Ulrich Kutschera zum Gender-Rassismus aus Kassel

Im Folgenden veröffentlichen wir die angekündigte Antwort von Ulrich Kutschera auf das „Statement zu den sexistischen und rassistischen Äußerungen Ulrich Kutscheras„, das auch auf den Seiten der Richard Dawkins Foundation nachgelesen werden kann.

Das reaktionär-konservative Gender-Weltbild der Unkritischen

U.KutscheraAm 29. Februar 2016, kurz nach dem Erscheinen des Fachbuchs „Ulrich Kutschera, Das Gender-Paradoxon – Mann und Frau als evolvierte Menschentypen, Berlin 2016“ veröffentlichte ein „Kritische Uni Kassel“ (KUK) Autorenkollektiv (m/w) ein Pamphlet zu meinen Interviews 2015. Auf Wunsch verschiedener Fachkollegen folgt hier eine kurze Antwort zu den Vorwürfen gegen meine Person.

1. Berufungsverfahren: Das KUK-Team glaubt, Ulrich Kutschera. sei ein Angestellter bzw. Beschäftigter an der Uni Kassel. Ich wurde 1992 vom damaligen hessischen Wissenschaftsministerium nach einem strengen Auswahlverfahren auf eine C4-Professur (Lehrstuhl) berufen, meine Ernennungsurkunde wurde vom damaligen hessischen Ministerpräsidenten Hans Eichel unterzeichnet.

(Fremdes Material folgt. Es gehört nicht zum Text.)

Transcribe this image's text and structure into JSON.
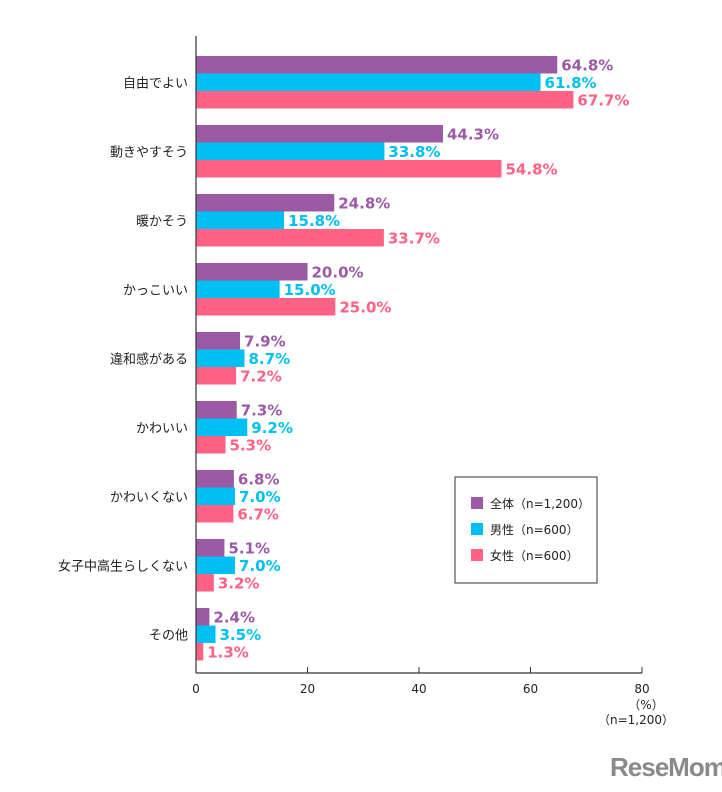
{
  "chart_data": {
    "type": "bar",
    "orientation": "horizontal",
    "categories": [
      "自由でよい",
      "動きやすそう",
      "暖かそう",
      "かっこいい",
      "違和感がある",
      "かわいい",
      "かわいくない",
      "女子中高生らしくない",
      "その他"
    ],
    "series": [
      {
        "name": "全体（n=1,200）",
        "color": "#9b59a6",
        "values": [
          64.8,
          44.3,
          24.8,
          20.0,
          7.9,
          7.3,
          6.8,
          5.1,
          2.4
        ]
      },
      {
        "name": "男性（n=600）",
        "color": "#00c0f3",
        "values": [
          61.8,
          33.8,
          15.8,
          15.0,
          8.7,
          9.2,
          7.0,
          7.0,
          3.5
        ]
      },
      {
        "name": "女性（n=600）",
        "color": "#ff6284",
        "values": [
          67.7,
          54.8,
          33.7,
          25.0,
          7.2,
          5.3,
          6.7,
          3.2,
          1.3
        ]
      }
    ],
    "xlim": [
      0,
      80
    ],
    "xticks": [
      0,
      20,
      40,
      60,
      80
    ],
    "xunit": "（%）",
    "sample_note": "（n=1,200）",
    "legend_position": "right",
    "grid": false
  },
  "logo": "ReseMom"
}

In meiner Berufungsvereinbarung sind allerdings Angestellten-Positionen aufgelistet, die ich mit exzellenten Mitarbeitern besetzten konnte (Sekretariat, technische Angestellte usw.).

2. Quellenangaben: Meine in den kontroversen Interviews getroffenen Aussagen sind im „Gender-Paradoxon“ im Detail begründet – sämtliche Schlussfolgerungen werden mit soliden Quellen belegt.

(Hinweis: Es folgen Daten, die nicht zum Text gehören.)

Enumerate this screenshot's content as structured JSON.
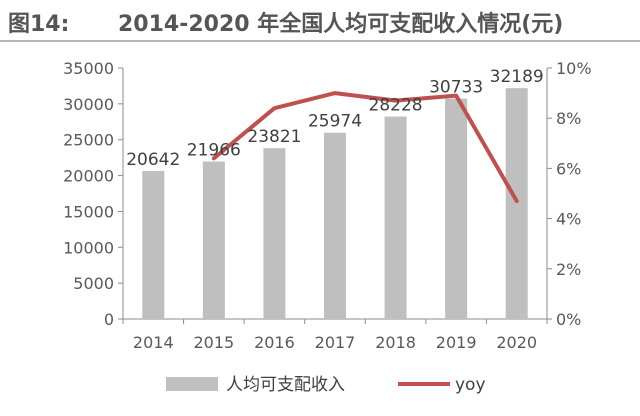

3. Unpolitische Biologie: Da ich als religionsfreier Nichtwähler, Kriegsdienstverweigerer und Biograph des Freidenkers A.R. Wallace (Design-Fehler in der Natur) ausgewiesen bin, sind politische Unterstellungen genauso gegenstandslos wie die Behauptung, ich sei Mitglied der US-Flat Earth-Society.

4. Glaubensfreie Biowissenschaften: Die KUK- Gender-Ideologen ( m/w) bezeichnen biologische Fakten als „vermeindliche Tatsachen“ bzw. „Glaubensbekenntnisse“. Mit Charles Darwins „Origin of Species“ (1859) wurde jedoch die Trennung von Glaubensinhalten vom biologischen Faktenwissen vollzogen. Das Credo der Gender- Ideologen und der deutschen Kreationisten, „Evolution ist auch nur ein Glaubensbekenntnis“ (Evolutionsbiologie 4. Auflage, 2015) belegt, dass diese gläubigen Menschen keine Ahnung davon haben, wie moderne biowissenschaftliche Forschung funktioniert (physiologisch-biochemische bzw. molekulargenetische Methoden, Theorienbildung, Peer-Review, Publikation von Research Papers usw.).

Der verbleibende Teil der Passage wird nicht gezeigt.